Neural networks show impressive results working with image data. Today, well-trained technology out-performs the human brain when it comes to classifying millions of images or recognizing patterns in the photos taken by Kepler telescope. As a result, AI-enabled image analysis and processing have made their way to diverse areas, far beyond photography or social media.
EBay, for example, launched a computer vision feature that allows to search products using image instead of keywords or description. Opting for Image Search, a customer can simply take a picture of the product and use it to find a similar one in the marketplace.
In healthcare, the use of neural networks promises to seriously enhance diagnostics capabilities. Today, neural networks already perform skin cancer classification and can identify melanoma with 90% accuracy.
And then there are applications in national security. Recently, U.S. law enforcement agencies turned their focus on Amazon Rekognition to target suspected criminals. This advanced facial recognition system not only tracks people in real time, but also suggests their age and emotional state.
As neural networks demonstrate maturity in different areas, more brands look into the potential of image data to learn how to integrate this asset into their digital transformation strategies.
Here are the key opportunities of using neural networks in image data businesses could consider:
Improve targeting and personalization
B2C companies are constantly searching for the ways to get closer to customers and envision their desires and goals. Thanks to social media and customer review platforms, it’s easy to learn what people say about products and services, but not what they see or show.
Computer vision can expand a brands’ vision to their customers. Using image, companies can get a better picture of people’s preferences and interests. Therefore, those who learn to extract insights from this data will stay ahead of the competition.
Startup Shoto was among the first to recognize this opportunity. The company trained neural networks to understand the pictures people take at similar events and enabled attendees to swap these photos on a peer-to-peer basis.
First, it improves customer engagement and inevitably enhances coverage on social media. However, this isn’t a true gem. Ultimately, the company receives unique insights on the event itself – which sessions are the most popular, what key speakers attract the majority of audience, who gets online engagement. This information allows them to make data-driven decisions on the next event, personalize sessions to certain audiences and better target attendees.
Increase reach and scale up to multiple channels
Once neural networks understand image content, they can transform it into any form of communication. In other words, they can write it down or speak it out, for example, using popular voice assistants. This means the reach of image content expands, depending on the purpose.

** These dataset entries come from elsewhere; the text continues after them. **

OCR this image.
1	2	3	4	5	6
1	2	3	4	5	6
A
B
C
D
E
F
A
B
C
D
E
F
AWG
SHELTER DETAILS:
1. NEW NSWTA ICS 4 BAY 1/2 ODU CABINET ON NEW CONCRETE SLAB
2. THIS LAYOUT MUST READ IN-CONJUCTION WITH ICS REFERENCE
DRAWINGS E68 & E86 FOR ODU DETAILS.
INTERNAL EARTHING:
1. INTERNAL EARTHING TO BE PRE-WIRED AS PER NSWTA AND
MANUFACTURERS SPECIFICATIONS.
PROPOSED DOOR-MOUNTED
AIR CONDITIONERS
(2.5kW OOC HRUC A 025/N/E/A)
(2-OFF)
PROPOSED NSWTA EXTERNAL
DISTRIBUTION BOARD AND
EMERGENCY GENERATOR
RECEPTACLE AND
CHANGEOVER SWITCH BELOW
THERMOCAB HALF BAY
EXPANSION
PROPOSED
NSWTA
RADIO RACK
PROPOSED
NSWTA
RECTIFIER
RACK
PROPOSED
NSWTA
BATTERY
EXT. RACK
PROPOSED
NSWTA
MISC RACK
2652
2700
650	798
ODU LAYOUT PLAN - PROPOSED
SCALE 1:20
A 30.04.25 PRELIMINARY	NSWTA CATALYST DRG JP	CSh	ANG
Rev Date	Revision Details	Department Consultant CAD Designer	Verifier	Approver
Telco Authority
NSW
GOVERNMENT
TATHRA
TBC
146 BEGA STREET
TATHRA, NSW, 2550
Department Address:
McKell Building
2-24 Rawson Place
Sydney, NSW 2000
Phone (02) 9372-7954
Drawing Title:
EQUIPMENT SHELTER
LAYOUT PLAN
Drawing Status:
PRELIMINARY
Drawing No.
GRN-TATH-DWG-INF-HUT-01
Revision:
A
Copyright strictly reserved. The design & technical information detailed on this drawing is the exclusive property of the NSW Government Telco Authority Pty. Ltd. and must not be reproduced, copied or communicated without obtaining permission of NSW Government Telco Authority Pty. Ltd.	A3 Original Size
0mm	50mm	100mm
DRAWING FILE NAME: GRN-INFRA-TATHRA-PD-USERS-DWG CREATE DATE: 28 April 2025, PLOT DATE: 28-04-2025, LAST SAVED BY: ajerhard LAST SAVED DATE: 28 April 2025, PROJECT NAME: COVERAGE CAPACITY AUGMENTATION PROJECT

Facebook started translating image into speech to improve customer experience for the blind people. The company created computer vision technology to be able to transform image content into alt text and then tell people in English what is in the picture using simple phrases like “outdoors, smiling people, puppies.“
ABBYY took a step up and enabled text recognition in the photos taken with a simple smartphone camera and instant translation both in online and offline mode. Offline TextGrabber understands text written in 10 common languages. Online mode scales it up to 62 sources and 104 target languages translated in real time.

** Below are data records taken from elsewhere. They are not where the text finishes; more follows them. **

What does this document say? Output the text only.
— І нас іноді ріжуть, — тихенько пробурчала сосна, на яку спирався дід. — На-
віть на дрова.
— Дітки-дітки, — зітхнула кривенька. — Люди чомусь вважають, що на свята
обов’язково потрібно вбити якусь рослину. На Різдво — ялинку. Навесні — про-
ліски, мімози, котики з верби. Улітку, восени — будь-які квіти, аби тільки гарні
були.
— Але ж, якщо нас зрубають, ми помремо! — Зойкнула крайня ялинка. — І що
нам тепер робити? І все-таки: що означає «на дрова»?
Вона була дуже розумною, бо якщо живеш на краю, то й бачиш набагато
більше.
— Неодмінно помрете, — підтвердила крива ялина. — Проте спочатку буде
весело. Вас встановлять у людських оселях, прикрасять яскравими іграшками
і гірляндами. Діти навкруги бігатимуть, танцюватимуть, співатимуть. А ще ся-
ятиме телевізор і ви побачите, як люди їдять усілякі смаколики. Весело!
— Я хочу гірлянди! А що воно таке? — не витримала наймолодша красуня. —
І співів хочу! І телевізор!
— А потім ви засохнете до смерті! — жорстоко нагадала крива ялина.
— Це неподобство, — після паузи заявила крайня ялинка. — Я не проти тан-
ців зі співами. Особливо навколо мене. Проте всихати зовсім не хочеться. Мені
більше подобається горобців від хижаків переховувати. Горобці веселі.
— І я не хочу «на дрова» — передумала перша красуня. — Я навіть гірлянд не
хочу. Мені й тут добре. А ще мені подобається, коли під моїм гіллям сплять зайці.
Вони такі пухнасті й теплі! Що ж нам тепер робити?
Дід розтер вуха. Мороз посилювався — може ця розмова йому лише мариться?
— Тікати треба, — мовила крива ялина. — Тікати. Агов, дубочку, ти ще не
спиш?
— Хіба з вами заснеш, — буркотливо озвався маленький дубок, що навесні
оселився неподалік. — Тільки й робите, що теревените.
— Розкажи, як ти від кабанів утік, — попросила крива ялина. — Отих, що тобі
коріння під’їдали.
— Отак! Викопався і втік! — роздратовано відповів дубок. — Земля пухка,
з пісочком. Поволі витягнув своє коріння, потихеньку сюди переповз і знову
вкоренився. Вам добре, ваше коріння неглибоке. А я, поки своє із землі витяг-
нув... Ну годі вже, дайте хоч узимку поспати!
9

Automate processes, enhance efficiency and accuracy
Leveraging image data can seriously enhance customer experience and help brands reengage with their audience using existing and new channels.
For some companies, however, image data is the core of operations, which until recently required manual work only. Today, thanks to intelligent image analytics and processing, these operations can get much more efficient.
First, computer vision can automate paperwork processes that require simple decision making, for example, copying data from paper forms to online sources.
Fintech startup Receipt Bank has built a system that targets accounting and bookkeeping operations across different businesses and enables the automation of paperwork using computer vision. The system analyzes the photos of bills, invoices and receipts, extracts important information from this image data and uploads it to customer’s software. Thus, Receipt Bank allows you to fully automate personnel-heavy routine jobs, enhance efficiency and even reduce mistakes and inaccuracies.
Secondly, solutions for visual data understanding can make an impact on more sophisticated human-only operations. Recently, Google DeepMind has created the system able to render 3D objects from 2D image. In other words, DeepMind trained neural networks to imagine space from different angles and build a three-dimensional environment without any human supervision.
See the process of 3D rendering explained here.
Today, designers, engineers and architects have to label every single aspect of a structure to build a relevant 3D model. Using the DeepMind algorithm can seriously reduce time and cost spent on this routine, thus improving organizational efficiency.
In most cases, the examples of well-trained neural networks today are the demonstration of what this technology could do, rather than what it does. In fact, suggesting recipes based on what a smart fridge “sees” on its shelves is more of a perk than a benefit.
Further improvements in AI will bring about more self-reliant, highly accurate computer vision technology which will fully disrupt the market of low-qualification jobs and introduce formerly unknown automation. Moreover, it will bring unprecedented efficiency to life-changing domains: diagnostics in healthcare, precision agriculture in the food industry, climate change monitoring, public safety and national security.